NASA astronaut Mark Vande Hei gets his eyes checked aboard the International Space Station in May 2021.
NASA astronaut and Expedition 65 Flight Engineer Mark Vande Hei peers into near-infrared medical-imaging gear, or optical coherence tomography, for detailed views of his retina as part of regularly scheduled eye checks aboard the International Space Station on May 12, 2021. Photo credit: NASA

NASA astronaut Nick Hague and Roscosmos cosmonaut Aleksandr Gorbunov will be busy during their roughly five-month mission at the International Space Station.  

The Crew-9 members will conduct more than 200 science investigations involving blood clotting studies, moisture effects on plants grown in space, and vision changes in astronauts.  
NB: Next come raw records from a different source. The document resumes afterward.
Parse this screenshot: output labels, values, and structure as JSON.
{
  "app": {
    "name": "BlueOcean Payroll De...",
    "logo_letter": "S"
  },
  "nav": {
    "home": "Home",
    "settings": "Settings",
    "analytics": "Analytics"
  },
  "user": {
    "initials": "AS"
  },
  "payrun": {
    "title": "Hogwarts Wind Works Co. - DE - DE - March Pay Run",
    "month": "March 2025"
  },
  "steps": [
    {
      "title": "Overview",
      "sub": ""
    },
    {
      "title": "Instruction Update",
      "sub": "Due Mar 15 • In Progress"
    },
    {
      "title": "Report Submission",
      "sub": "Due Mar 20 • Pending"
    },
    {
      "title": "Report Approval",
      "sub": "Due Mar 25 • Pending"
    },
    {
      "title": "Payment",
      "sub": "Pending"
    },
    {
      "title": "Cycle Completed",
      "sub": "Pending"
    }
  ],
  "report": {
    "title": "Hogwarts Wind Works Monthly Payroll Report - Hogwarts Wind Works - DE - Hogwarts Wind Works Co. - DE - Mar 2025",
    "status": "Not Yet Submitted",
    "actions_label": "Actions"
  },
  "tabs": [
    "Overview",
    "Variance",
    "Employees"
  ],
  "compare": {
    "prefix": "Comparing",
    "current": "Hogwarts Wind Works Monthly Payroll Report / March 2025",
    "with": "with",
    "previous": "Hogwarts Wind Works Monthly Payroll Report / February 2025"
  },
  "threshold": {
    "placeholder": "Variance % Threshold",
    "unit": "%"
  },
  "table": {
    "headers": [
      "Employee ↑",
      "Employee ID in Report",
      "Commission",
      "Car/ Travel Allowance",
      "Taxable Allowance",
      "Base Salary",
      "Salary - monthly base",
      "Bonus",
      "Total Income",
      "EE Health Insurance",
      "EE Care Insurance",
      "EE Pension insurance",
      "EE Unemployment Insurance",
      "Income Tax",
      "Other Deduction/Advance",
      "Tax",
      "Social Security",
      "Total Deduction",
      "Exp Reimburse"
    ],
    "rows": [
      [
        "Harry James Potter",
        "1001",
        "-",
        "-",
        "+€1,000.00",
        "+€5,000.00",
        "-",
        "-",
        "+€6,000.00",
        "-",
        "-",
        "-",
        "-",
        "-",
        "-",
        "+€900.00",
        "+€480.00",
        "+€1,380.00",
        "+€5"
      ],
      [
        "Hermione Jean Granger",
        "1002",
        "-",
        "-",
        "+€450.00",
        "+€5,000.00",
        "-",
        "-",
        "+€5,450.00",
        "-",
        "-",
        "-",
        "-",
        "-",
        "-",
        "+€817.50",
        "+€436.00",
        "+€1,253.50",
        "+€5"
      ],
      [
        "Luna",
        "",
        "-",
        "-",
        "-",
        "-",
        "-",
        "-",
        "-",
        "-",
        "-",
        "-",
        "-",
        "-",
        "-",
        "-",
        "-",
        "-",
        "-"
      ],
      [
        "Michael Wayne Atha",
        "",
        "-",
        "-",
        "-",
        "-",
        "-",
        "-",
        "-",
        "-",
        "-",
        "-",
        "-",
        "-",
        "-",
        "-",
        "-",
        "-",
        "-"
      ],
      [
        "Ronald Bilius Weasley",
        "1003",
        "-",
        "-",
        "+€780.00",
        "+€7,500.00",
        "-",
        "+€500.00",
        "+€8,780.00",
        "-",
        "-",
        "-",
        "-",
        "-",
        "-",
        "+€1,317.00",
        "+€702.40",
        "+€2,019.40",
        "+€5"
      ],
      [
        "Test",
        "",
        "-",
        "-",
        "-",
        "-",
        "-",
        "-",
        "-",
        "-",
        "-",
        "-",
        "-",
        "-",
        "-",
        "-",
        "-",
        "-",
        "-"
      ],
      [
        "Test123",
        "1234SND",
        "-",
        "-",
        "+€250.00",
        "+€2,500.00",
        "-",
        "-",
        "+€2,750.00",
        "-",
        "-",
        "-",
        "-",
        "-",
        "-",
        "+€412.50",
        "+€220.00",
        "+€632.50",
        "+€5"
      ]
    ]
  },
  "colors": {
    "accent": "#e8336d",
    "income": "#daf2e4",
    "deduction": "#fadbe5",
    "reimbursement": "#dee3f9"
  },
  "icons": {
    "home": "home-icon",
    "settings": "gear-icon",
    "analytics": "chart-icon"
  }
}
Researchers want to determine how environmental conditions affect platelets and megakaryocytes, which are large cells found in bone marrow. Both play important roles in blood clotting and immune response, and the results could provide answers for humans in space and here on Earth.  

The crew also will study the vision changes that often occur while astronauts are in orbit and if a daily vitamin B supplement will make a difference. It’s still unknown why some astronauts experience vision changes and others do not, but researchers have been studying it for years.  

Members of Crew-9 will participate in a spacewalk to repair a telescope attached to the outside of the space station.  

Hague and Gorbunov are scheduled to launch to the space station at 1:17 p.m. EDT aboard a SpaceX Dragon spacecraft and Falcon 9 rocket from Space Launch Complex-40 at Cape Canaveral Space Force Station in Florida.